A major highlight from the earnings call was the announcement of the acquisition of the Marc Jacobs brand, which is expected to significantly enhance G-Iii’s portfolio. The acquisition, estimated at $500 million, allows G-Iii to own 100% of the operating company and control all aspects of the brand's operations including product development, sourcing, merchandising, and global marketing.

“We believe Marc Jacobs is a natural fit for our portfolio and aligns perfectly with the brand building model that has been so successful for us in the past,” stated CEO Morris Goldfarb.

The acquisition positions G-Iii to expand Marc Jacobs’ global presence while leveraging existing retailer relationships. This strategic move aims to tap into the brand’s potential, which is expected to generate significant royalty income and cash flow in the coming years.

Additionally, G-Iii is focusing on its core brands such as Donna Karan, which recorded a 40% growth in the first quarter driven by strong sell-throughs. Other brands like DKNY and Karl Lagerfeld are also showing promising growth, particularly in the North American market.

Future Outlook

Looking ahead, G-Iii has reaffirmed its guidance for fiscal 2027, projecting net sales to approximate $2.71 billion. This outlook reflects an 8% decline compared to the previous year, primarily due to the loss of revenues from Calvin Klein and Tommy Hilfiger products.
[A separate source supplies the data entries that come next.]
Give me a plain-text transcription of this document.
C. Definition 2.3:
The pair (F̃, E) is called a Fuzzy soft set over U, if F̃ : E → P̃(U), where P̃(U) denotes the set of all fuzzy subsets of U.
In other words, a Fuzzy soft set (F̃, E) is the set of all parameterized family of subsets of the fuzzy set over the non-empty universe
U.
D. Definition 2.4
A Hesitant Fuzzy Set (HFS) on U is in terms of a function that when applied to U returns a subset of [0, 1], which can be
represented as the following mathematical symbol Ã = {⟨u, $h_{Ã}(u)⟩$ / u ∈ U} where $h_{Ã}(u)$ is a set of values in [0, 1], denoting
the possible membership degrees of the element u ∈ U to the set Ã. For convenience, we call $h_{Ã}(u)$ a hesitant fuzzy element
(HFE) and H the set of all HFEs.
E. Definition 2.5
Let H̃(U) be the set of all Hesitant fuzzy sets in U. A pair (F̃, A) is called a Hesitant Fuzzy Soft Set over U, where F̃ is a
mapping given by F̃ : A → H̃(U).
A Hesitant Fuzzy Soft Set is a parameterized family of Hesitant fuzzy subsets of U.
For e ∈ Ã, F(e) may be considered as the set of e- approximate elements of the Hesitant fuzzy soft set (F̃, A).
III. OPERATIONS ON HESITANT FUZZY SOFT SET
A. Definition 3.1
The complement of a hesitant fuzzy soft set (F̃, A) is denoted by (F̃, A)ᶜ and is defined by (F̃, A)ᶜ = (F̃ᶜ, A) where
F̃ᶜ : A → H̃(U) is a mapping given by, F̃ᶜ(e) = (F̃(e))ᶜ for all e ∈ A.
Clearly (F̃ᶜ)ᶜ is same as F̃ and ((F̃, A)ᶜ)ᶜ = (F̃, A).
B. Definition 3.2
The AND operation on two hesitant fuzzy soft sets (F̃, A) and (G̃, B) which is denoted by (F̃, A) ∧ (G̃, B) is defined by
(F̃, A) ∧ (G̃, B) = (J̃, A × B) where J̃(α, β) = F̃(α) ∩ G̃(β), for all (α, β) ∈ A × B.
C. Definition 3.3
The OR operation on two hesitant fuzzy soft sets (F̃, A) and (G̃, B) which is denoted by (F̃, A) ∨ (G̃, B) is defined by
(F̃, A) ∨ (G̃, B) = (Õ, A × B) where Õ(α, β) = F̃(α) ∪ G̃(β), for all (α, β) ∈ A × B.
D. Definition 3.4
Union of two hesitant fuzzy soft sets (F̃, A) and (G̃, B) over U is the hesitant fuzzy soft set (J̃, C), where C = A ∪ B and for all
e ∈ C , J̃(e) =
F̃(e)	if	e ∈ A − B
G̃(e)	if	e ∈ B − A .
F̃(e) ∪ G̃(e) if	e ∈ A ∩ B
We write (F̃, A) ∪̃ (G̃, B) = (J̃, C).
However, the company expects its Go Forward portfolio to grow in the high single-digit range, demonstrating underlying strength.

Management raised its guidance for non-GAAP earnings per share to a range of $2.15 to $2.25, an increase from the prior forecast of $2.00 to $2.10. This adjustment is attributed to better-than-expected gross margin performance and reflects G-Iii’s confidence in its operational strategies moving forward.

The company also anticipates gross margin expansion of approximately 400 basis points for the year, bolstered by the tariff recovery and a shift towards its owned brands. Capital expenditures are projected to be around $40 million for the fiscal year, with no anticipated share repurchases.

Closing Assessment

Overall, G-Iii Apparel Group Ltd is navigating a challenging retail environment while positioning itself for future growth through strategic acquisitions and brand development. The acquisition of Marc Jacobs is a significant step that could yield substantial long-term benefits in revenue and profitability. With a focus on enhancing its core brands and improving operational efficiencies, G-Iii appears well-equipped to adapt to market changes and capitalize on emerging opportunities.

This analysis is based on public earnings call materials and is not investment advice.